Dalam persoalan hukum terburuk, dia berakhir dengan wajah tertelungkup di dalam berhadapan dengan kanvas, merasa seperti baru cuma ditabrak kereta api. Semua ini terjadi di divisi yang dimaksud bahkan tidaklah dikenal akibat kekuatan para petarungnya. Diskusi demi diskusi akan merajalela tentang siapa petarung Negeri Matahari Terbit bertubuh kecil ini.
Dia memukul semua orang yang yang dihadapi dengan tongkat bisbol seolah-olah merekan mempunyai utang yang harus dibayar. Inoue ada di tempat sana untuk menagihnya dengan cara apa pun, tetapi tidak ada tanpa mengakibatkan rasa sakit yang dimaksud parah terlebih dahulu. Mereka mengatakan olahraga seperti tinju sebagai “bisnis yang dimaksud menyakitkan,” lalu Naoya Inoue adalah perwujudan dari hal tersebut.
Namun, kekuatan bukanlah satu-satunya atributnya. Menimbang berbagai komentar yang digunakan dibuat tentang dirinya oleh pengamat yang digunakan berbeda, Anda dapat mengungkapkan bahwa ia sebelumnya digambarkan memiliki hampir semua atribut yang tersebut kemungkinan besar dimiliki oleh seseorang petinju. Dari kecepatannya yang tersebut luar biasa hingga keakuratannya yang mana luar biasa dan juga tekniknya yang dimaksud sempurna, terlepas dari kekuatannya yang dahsyat.
Para penggemar tinju pada berbagai forum akan menulis puisi tentang ‘superstar yang sedang di proses’ yang mana sudah dirayakan oleh berbagai orang sebagai ‘talenta generasi’ ini. Bisa dibilang, masa depan Inoue telah dilakukan ditentukan, dengan menyebabkan pulang peringkat juara dunia WBC di dalam divisi kelas terbang pada pertarungan keenamnya pada waktu mengalahkan Adrian Hernandez.

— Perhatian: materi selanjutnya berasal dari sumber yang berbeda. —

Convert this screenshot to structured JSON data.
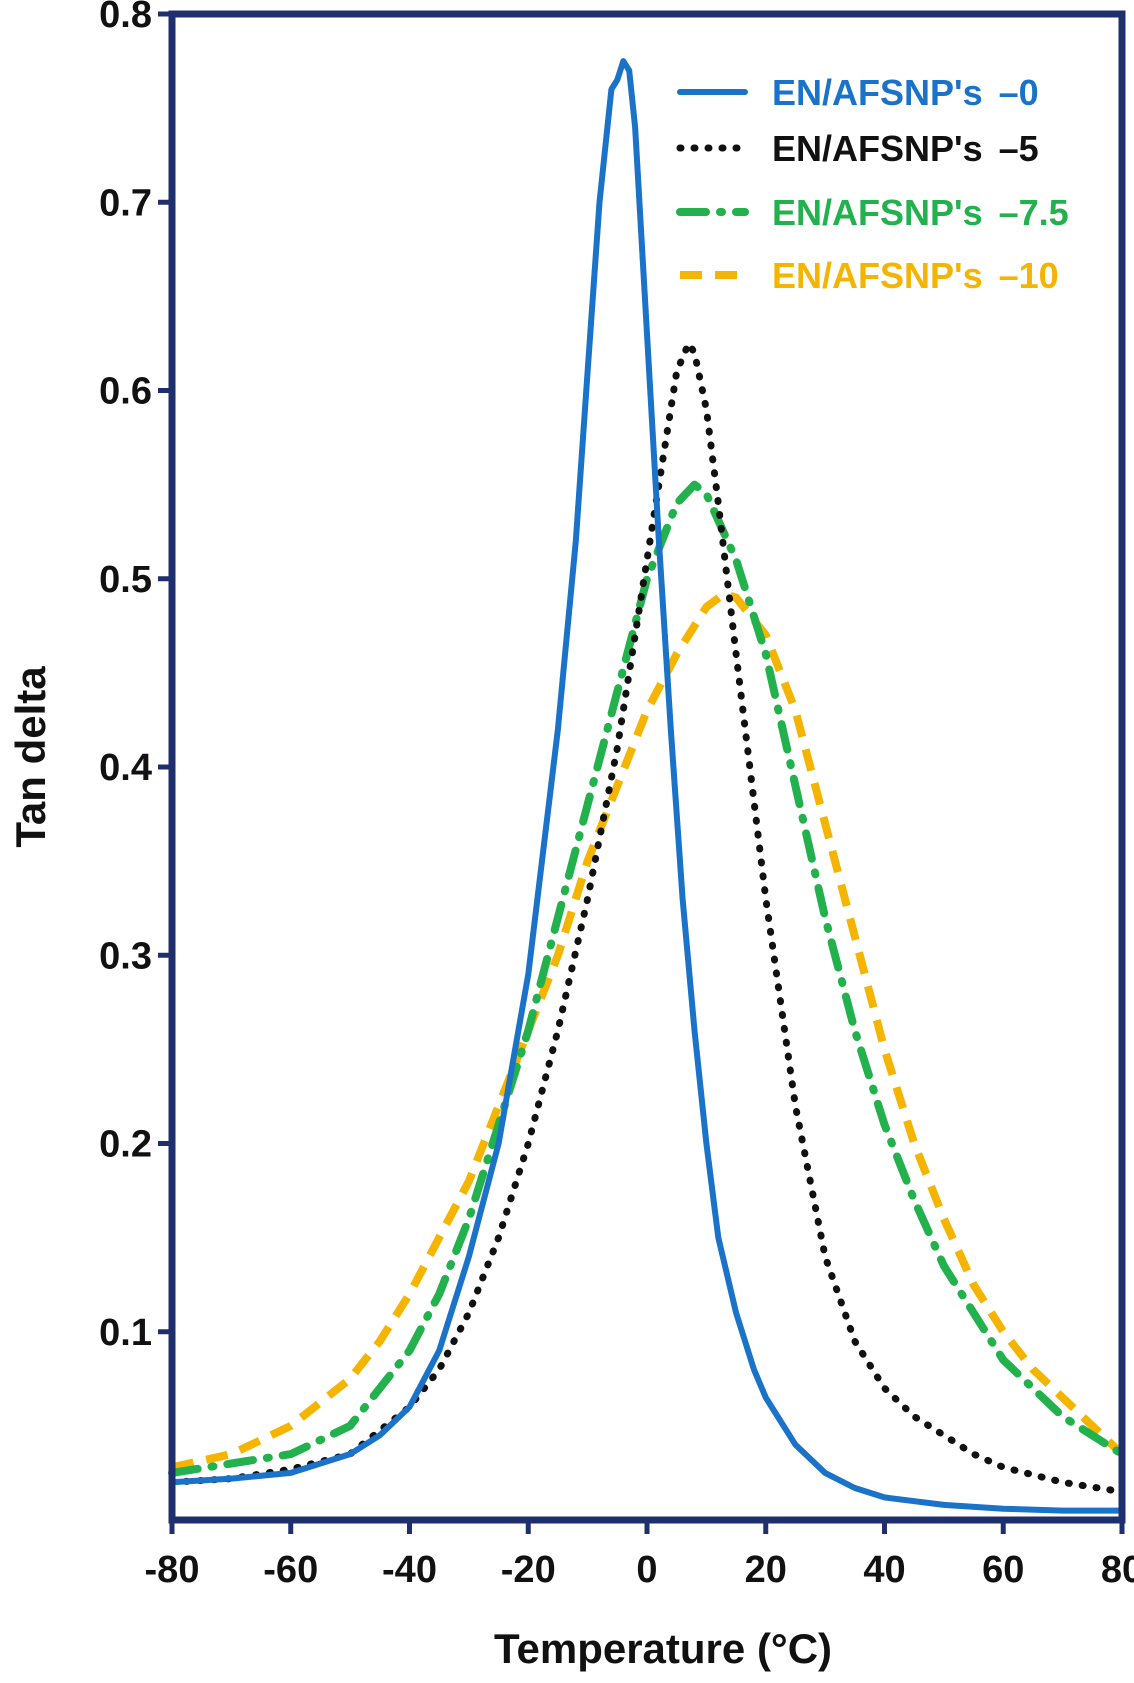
{
  "chart_data": {
    "type": "line",
    "xlabel": "Temperature",
    "xlabel_unit": "(°C)",
    "ylabel": "Tan delta",
    "xlim": [
      -80,
      80
    ],
    "ylim": [
      0,
      0.8
    ],
    "x_ticks": [
      -80,
      -60,
      -40,
      -20,
      0,
      20,
      40,
      60,
      80
    ],
    "y_ticks": [
      0.1,
      0.2,
      0.3,
      0.4,
      0.5,
      0.6,
      0.7,
      0.8
    ],
    "x_tick_labels": [
      "-80",
      "-60",
      "-40",
      "-20",
      "0",
      "20",
      "40",
      "60",
      "80"
    ],
    "y_tick_labels": [
      "0.1",
      "0.2",
      "0.3",
      "0.4",
      "0.5",
      "0.6",
      "0.7",
      "0.8"
    ],
    "grid": false,
    "legend_position": "top-right",
    "series": [
      {
        "name": "EN/AFSNP's",
        "suffix": "0",
        "color": "#1a73c9",
        "style": "solid",
        "x": [
          -80,
          -70,
          -60,
          -55,
          -50,
          -45,
          -40,
          -35,
          -30,
          -25,
          -20,
          -15,
          -12,
          -10,
          -8,
          -6,
          -5,
          -4,
          -3,
          -2,
          0,
          2,
          4,
          6,
          8,
          10,
          12,
          15,
          18,
          20,
          25,
          30,
          35,
          40,
          50,
          60,
          70,
          80
        ],
        "y": [
          0.02,
          0.022,
          0.025,
          0.03,
          0.035,
          0.045,
          0.06,
          0.09,
          0.14,
          0.2,
          0.29,
          0.42,
          0.52,
          0.61,
          0.7,
          0.76,
          0.765,
          0.775,
          0.77,
          0.74,
          0.63,
          0.52,
          0.42,
          0.33,
          0.26,
          0.2,
          0.15,
          0.11,
          0.08,
          0.065,
          0.04,
          0.025,
          0.017,
          0.012,
          0.008,
          0.006,
          0.005,
          0.005
        ]
      },
      {
        "name": "EN/AFSNP's",
        "suffix": "5",
        "color": "#111111",
        "style": "dotted",
        "x": [
          -80,
          -70,
          -60,
          -50,
          -40,
          -35,
          -30,
          -25,
          -20,
          -15,
          -10,
          -5,
          0,
          3,
          5,
          7,
          8,
          10,
          12,
          15,
          20,
          25,
          30,
          35,
          40,
          45,
          50,
          55,
          60,
          70,
          80
        ],
        "y": [
          0.02,
          0.022,
          0.027,
          0.035,
          0.06,
          0.08,
          0.11,
          0.15,
          0.2,
          0.26,
          0.33,
          0.41,
          0.51,
          0.57,
          0.61,
          0.625,
          0.62,
          0.59,
          0.54,
          0.46,
          0.33,
          0.22,
          0.14,
          0.095,
          0.07,
          0.055,
          0.045,
          0.035,
          0.028,
          0.02,
          0.015
        ]
      },
      {
        "name": "EN/AFSNP's",
        "suffix": "7.5",
        "color": "#22b14c",
        "style": "dash-dot",
        "x": [
          -80,
          -70,
          -60,
          -50,
          -40,
          -35,
          -30,
          -25,
          -20,
          -15,
          -10,
          -5,
          0,
          5,
          8,
          10,
          15,
          20,
          25,
          30,
          35,
          40,
          45,
          50,
          55,
          60,
          65,
          70,
          80
        ],
        "y": [
          0.025,
          0.03,
          0.035,
          0.05,
          0.09,
          0.12,
          0.16,
          0.21,
          0.26,
          0.32,
          0.38,
          0.44,
          0.5,
          0.54,
          0.55,
          0.545,
          0.51,
          0.46,
          0.39,
          0.32,
          0.26,
          0.21,
          0.17,
          0.135,
          0.11,
          0.085,
          0.07,
          0.055,
          0.035
        ]
      },
      {
        "name": "EN/AFSNP's",
        "suffix": "10",
        "color": "#f4b400",
        "style": "dashed",
        "x": [
          -80,
          -70,
          -60,
          -50,
          -45,
          -40,
          -35,
          -30,
          -25,
          -20,
          -15,
          -10,
          -5,
          0,
          5,
          10,
          13,
          15,
          20,
          25,
          30,
          35,
          40,
          45,
          50,
          55,
          60,
          65,
          70,
          80
        ],
        "y": [
          0.028,
          0.035,
          0.05,
          0.075,
          0.095,
          0.12,
          0.15,
          0.18,
          0.22,
          0.26,
          0.3,
          0.35,
          0.39,
          0.43,
          0.46,
          0.485,
          0.492,
          0.49,
          0.47,
          0.43,
          0.37,
          0.31,
          0.25,
          0.2,
          0.16,
          0.125,
          0.1,
          0.08,
          0.065,
          0.035
        ]
      }
    ]
  }
}
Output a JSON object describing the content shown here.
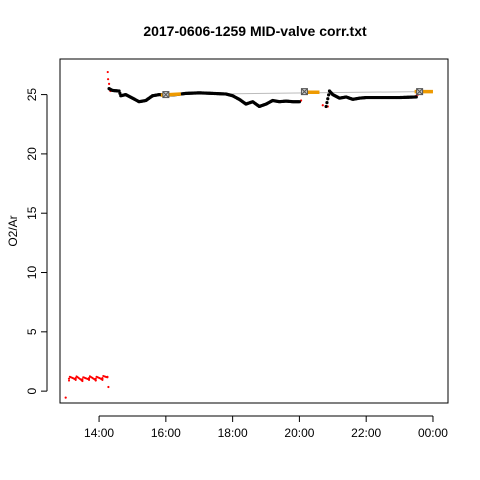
{
  "chart_data": {
    "type": "scatter",
    "title": "2017-0606-1259 MID-valve corr.txt",
    "xlabel": "",
    "ylabel": "O2/Ar",
    "xlim": [
      12.83,
      24.45
    ],
    "ylim": [
      -1.0,
      28.0
    ],
    "x_ticks": [
      14,
      16,
      18,
      20,
      22,
      24
    ],
    "x_tick_labels": [
      "14:00",
      "16:00",
      "18:00",
      "20:00",
      "22:00",
      "00:00"
    ],
    "y_ticks": [
      0,
      5,
      10,
      15,
      20,
      25
    ],
    "y_tick_labels": [
      "0",
      "5",
      "10",
      "15",
      "20",
      "25"
    ],
    "colors": {
      "raw": "#ff0000",
      "corrected": "#000000",
      "standard": "#ee9a00",
      "fit_line": "#bbbbbb",
      "marker": "#555555"
    },
    "series": [
      {
        "role": "raw",
        "points": [
          [
            13.0,
            -0.55
          ],
          [
            13.1,
            1.05
          ],
          [
            13.3,
            1.1
          ],
          [
            13.5,
            1.0
          ],
          [
            13.7,
            1.1
          ],
          [
            13.9,
            1.05
          ],
          [
            14.1,
            1.1
          ],
          [
            14.25,
            1.2
          ],
          [
            14.28,
            0.35
          ],
          [
            14.26,
            26.9
          ],
          [
            14.27,
            26.3
          ],
          [
            14.3,
            25.9
          ],
          [
            14.32,
            25.5
          ],
          [
            14.34,
            25.3
          ],
          [
            15.9,
            25.0
          ],
          [
            16.0,
            24.95
          ],
          [
            20.0,
            24.4
          ],
          [
            20.05,
            24.5
          ],
          [
            20.1,
            25.2
          ],
          [
            20.15,
            25.3
          ],
          [
            20.7,
            24.1
          ],
          [
            20.8,
            23.95
          ],
          [
            20.85,
            24.0
          ],
          [
            23.5,
            24.9
          ],
          [
            23.55,
            25.0
          ]
        ]
      },
      {
        "role": "corrected",
        "points": [
          [
            14.3,
            25.5
          ],
          [
            14.4,
            25.35
          ],
          [
            14.6,
            25.3
          ],
          [
            14.65,
            24.9
          ],
          [
            14.8,
            25.0
          ],
          [
            15.0,
            24.7
          ],
          [
            15.2,
            24.4
          ],
          [
            15.4,
            24.5
          ],
          [
            15.6,
            24.9
          ],
          [
            15.8,
            25.0
          ],
          [
            16.0,
            24.95
          ],
          [
            16.3,
            25.0
          ],
          [
            16.6,
            25.1
          ],
          [
            17.0,
            25.15
          ],
          [
            17.4,
            25.1
          ],
          [
            17.8,
            25.05
          ],
          [
            18.0,
            24.9
          ],
          [
            18.2,
            24.6
          ],
          [
            18.4,
            24.2
          ],
          [
            18.6,
            24.4
          ],
          [
            18.8,
            24.0
          ],
          [
            19.0,
            24.2
          ],
          [
            19.2,
            24.5
          ],
          [
            19.4,
            24.4
          ],
          [
            19.6,
            24.45
          ],
          [
            19.8,
            24.4
          ],
          [
            20.0,
            24.4
          ],
          [
            20.8,
            24.0
          ],
          [
            20.9,
            25.3
          ],
          [
            21.0,
            25.0
          ],
          [
            21.2,
            24.7
          ],
          [
            21.4,
            24.8
          ],
          [
            21.6,
            24.6
          ],
          [
            21.8,
            24.7
          ],
          [
            22.0,
            24.75
          ],
          [
            22.5,
            24.75
          ],
          [
            23.0,
            24.75
          ],
          [
            23.5,
            24.8
          ]
        ]
      },
      {
        "role": "standard",
        "segments": [
          [
            [
              15.85,
              24.95
            ],
            [
              16.45,
              25.05
            ]
          ],
          [
            [
              20.05,
              25.2
            ],
            [
              20.6,
              25.2
            ]
          ],
          [
            [
              23.45,
              25.25
            ],
            [
              24.0,
              25.25
            ]
          ]
        ]
      },
      {
        "role": "reference_markers",
        "points": [
          [
            16.0,
            25.0
          ],
          [
            20.15,
            25.25
          ],
          [
            23.6,
            25.25
          ]
        ]
      },
      {
        "role": "fit_line",
        "points": [
          [
            16.0,
            25.0
          ],
          [
            23.6,
            25.25
          ]
        ]
      }
    ]
  }
}
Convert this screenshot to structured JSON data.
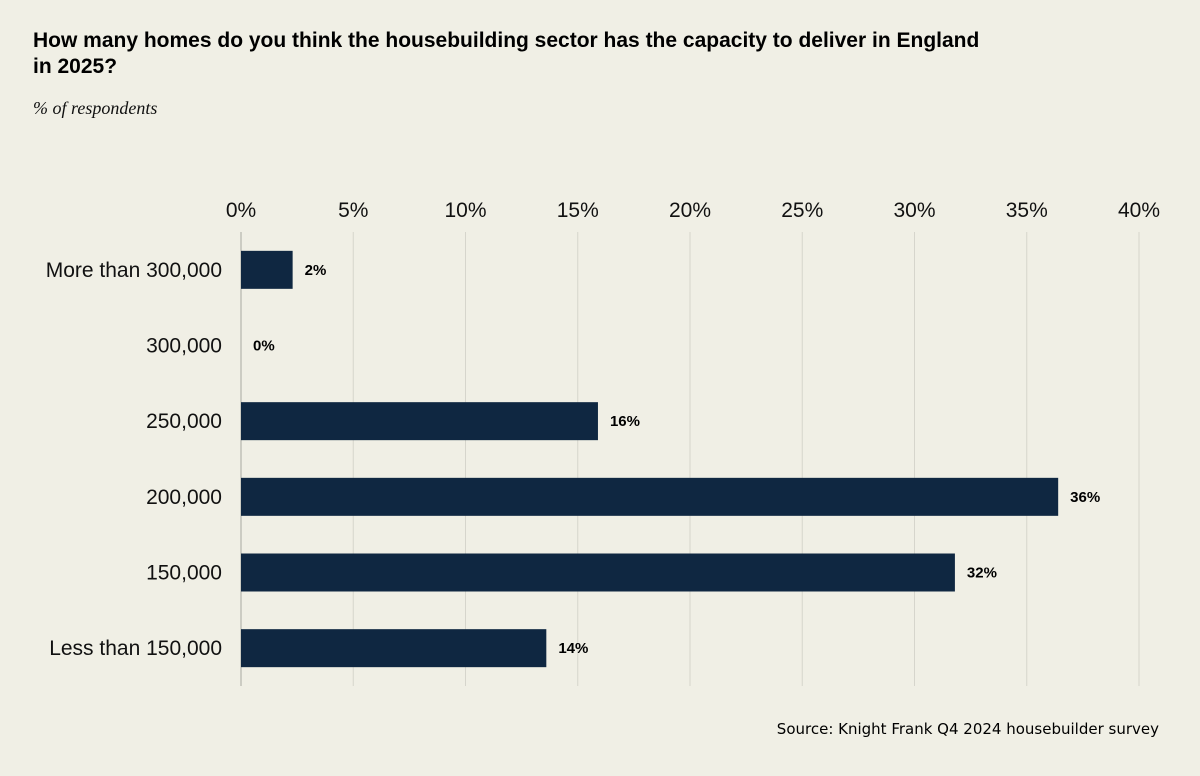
{
  "header": {
    "title": "How many homes do you think the housebuilding sector has the capacity to deliver in England in 2025?",
    "subtitle": "% of respondents"
  },
  "footer": {
    "source": "Source: Knight Frank Q4 2024 housebuilder survey"
  },
  "colors": {
    "bar": "#0f2741",
    "grid": "#d6d5cc",
    "axis": "#bdbdb5",
    "background": "#f0efe5"
  },
  "chart_data": {
    "type": "bar",
    "orientation": "horizontal",
    "title": "How many homes do you think the housebuilding sector has the capacity to deliver in England in 2025?",
    "subtitle": "% of respondents",
    "categories": [
      "More than 300,000",
      "300,000",
      "250,000",
      "200,000",
      "150,000",
      "Less than 150,000"
    ],
    "values": [
      2.3,
      0,
      15.9,
      36.4,
      31.8,
      13.6
    ],
    "data_labels": [
      "2%",
      "0%",
      "16%",
      "36%",
      "32%",
      "14%"
    ],
    "xlim": [
      0,
      40
    ],
    "xticks": [
      0,
      5,
      10,
      15,
      20,
      25,
      30,
      35,
      40
    ],
    "xtick_labels": [
      "0%",
      "5%",
      "10%",
      "15%",
      "20%",
      "25%",
      "30%",
      "35%",
      "40%"
    ],
    "axis_position": "top",
    "grid": true,
    "xlabel": "",
    "ylabel": ""
  }
}
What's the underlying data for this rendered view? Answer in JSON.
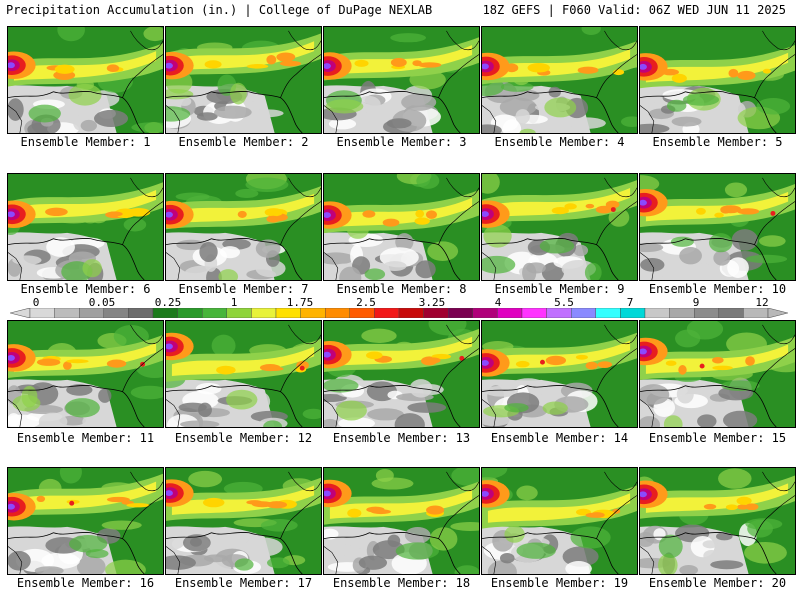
{
  "header": {
    "left_title": "Precipitation Accumulation (in.) | College of DuPage NEXLAB",
    "right_title": "18Z GEFS | F060 Valid: 06Z WED JUN 11 2025"
  },
  "members": [
    {
      "label": "Ensemble Member: 1"
    },
    {
      "label": "Ensemble Member: 2"
    },
    {
      "label": "Ensemble Member: 3"
    },
    {
      "label": "Ensemble Member: 4"
    },
    {
      "label": "Ensemble Member: 5"
    },
    {
      "label": "Ensemble Member: 6"
    },
    {
      "label": "Ensemble Member: 7"
    },
    {
      "label": "Ensemble Member: 8"
    },
    {
      "label": "Ensemble Member: 9"
    },
    {
      "label": "Ensemble Member: 10"
    },
    {
      "label": "Ensemble Member: 11"
    },
    {
      "label": "Ensemble Member: 12"
    },
    {
      "label": "Ensemble Member: 13"
    },
    {
      "label": "Ensemble Member: 14"
    },
    {
      "label": "Ensemble Member: 15"
    },
    {
      "label": "Ensemble Member: 16"
    },
    {
      "label": "Ensemble Member: 17"
    },
    {
      "label": "Ensemble Member: 18"
    },
    {
      "label": "Ensemble Member: 19"
    },
    {
      "label": "Ensemble Member: 20"
    }
  ],
  "colorbar": {
    "labels": [
      "0",
      "0.05",
      "0.25",
      "1",
      "1.75",
      "2.5",
      "3.25",
      "4",
      "5.5",
      "7",
      "9",
      "12"
    ],
    "colors": [
      "#d9d9d9",
      "#bcbcbc",
      "#a0a0a0",
      "#858585",
      "#6d6d6d",
      "#1c7a1c",
      "#2a9a2a",
      "#47b53a",
      "#8fd43a",
      "#e8f23a",
      "#ffe000",
      "#ffb300",
      "#ff8c00",
      "#ff5a00",
      "#f21818",
      "#c80a0a",
      "#a00030",
      "#7a0050",
      "#b0007a",
      "#e000c0",
      "#ff33ff",
      "#c070ff",
      "#8a8aff",
      "#33ffff",
      "#00d8d8",
      "#c8c8c8",
      "#a8a8a8",
      "#8c8c8c",
      "#7a7a7a",
      "#b8b8b8"
    ]
  },
  "colors": {
    "grey_light": "#d7d7d7",
    "grey_mid": "#a9a9a9",
    "grey_dark": "#7d7d7d",
    "green_dark": "#2a8f23",
    "green_mid": "#4fb33a",
    "green_light": "#8fd14a",
    "yellow": "#f2f23a",
    "gold": "#ffd400",
    "orange": "#ff9a1a",
    "red": "#e81e1e",
    "magenta": "#c0007a",
    "violet": "#8a4aff",
    "cyan": "#33ccff",
    "border": "#000000"
  }
}
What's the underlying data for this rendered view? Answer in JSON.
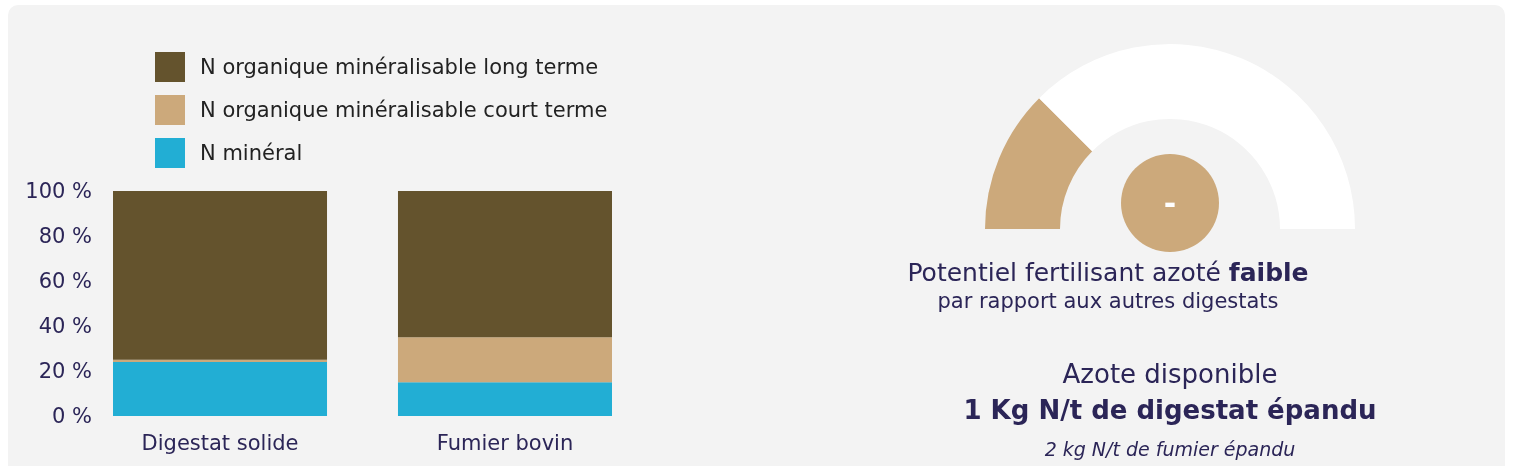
{
  "chart_data": [
    {
      "type": "bar",
      "stacked": true,
      "categories": [
        "Digestat solide",
        "Fumier bovin"
      ],
      "series": [
        {
          "name": "N minéral",
          "color": "#22aed4",
          "values": [
            24,
            15
          ]
        },
        {
          "name": "N organique minéralisable court terme",
          "color": "#cca97b",
          "values": [
            1,
            20
          ]
        },
        {
          "name": "N organique minéralisable long terme",
          "color": "#64532d",
          "values": [
            75,
            65
          ]
        }
      ],
      "ylim": [
        0,
        100
      ],
      "yticks": [
        {
          "value": 0,
          "label": "0 %"
        },
        {
          "value": 20,
          "label": "20 %"
        },
        {
          "value": 40,
          "label": "40 %"
        },
        {
          "value": 60,
          "label": "60 %"
        },
        {
          "value": 80,
          "label": "80 %"
        },
        {
          "value": 100,
          "label": "100 %"
        }
      ],
      "legend": "top",
      "grid": false
    },
    {
      "type": "donut",
      "categories": [
        null,
        null
      ],
      "values": [
        25,
        75
      ],
      "colors": [
        "#cca97b",
        "#ffffff"
      ],
      "annotations": [
        "-",
        "Potentiel fertilisant azoté ",
        "faible",
        "par rapport aux autres digestats",
        "Azote disponible",
        "1 Kg N/t de digestat épandu",
        "2 kg N/t de fumier épandu"
      ]
    }
  ]
}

Sebelum pertarungannya melawan legenda hidup Nonito Donaire dalam kelas bantam, Inoue relatif tak dikenal di skema besar tinju. Kelas-kelas yang mana lebih besar ringan bukan mendapat perhatian sebanyak divisi lain di olahraga ini. Seperti biasa, ketika Inoue vs Donaire diumumkan, kolom komentar di dalam media sosial berbondong-bondong berisi “Siapa? Tidak pernah mendengar tentang orang ini,” serta tambahan mengejek lagi, “Siapa dia!”
Para pengikut lama kariernya pun membela dirinya, mengklaim bahwa Inoue mempunyai tambahan dari cukup atribut yang mana diperlukan untuk mengalahkan legenda yang tersebut mulai memudar seperti Donaire, namun masih belaka ada yang tersebut meragukannya. Hasilnya adalah pertarungan yang dimaksud luar biasa kemudian menggembirakan.
Laga ini menguji Inoue dengan cara yang dimaksud belum pernah ia alami sebelumnya. Itu adalah sebuah pertarungan yang tersebut sangat keras, dimana tulang orbital Inoue patah pada ronde kedua. Pertarungan ini dianugerahi sebagai Laga Terbaik Tahun 2019 oleh majalah Ring. Bagaimanapun juga, ia menghadapi orang legenda hidup pada diri Donaire.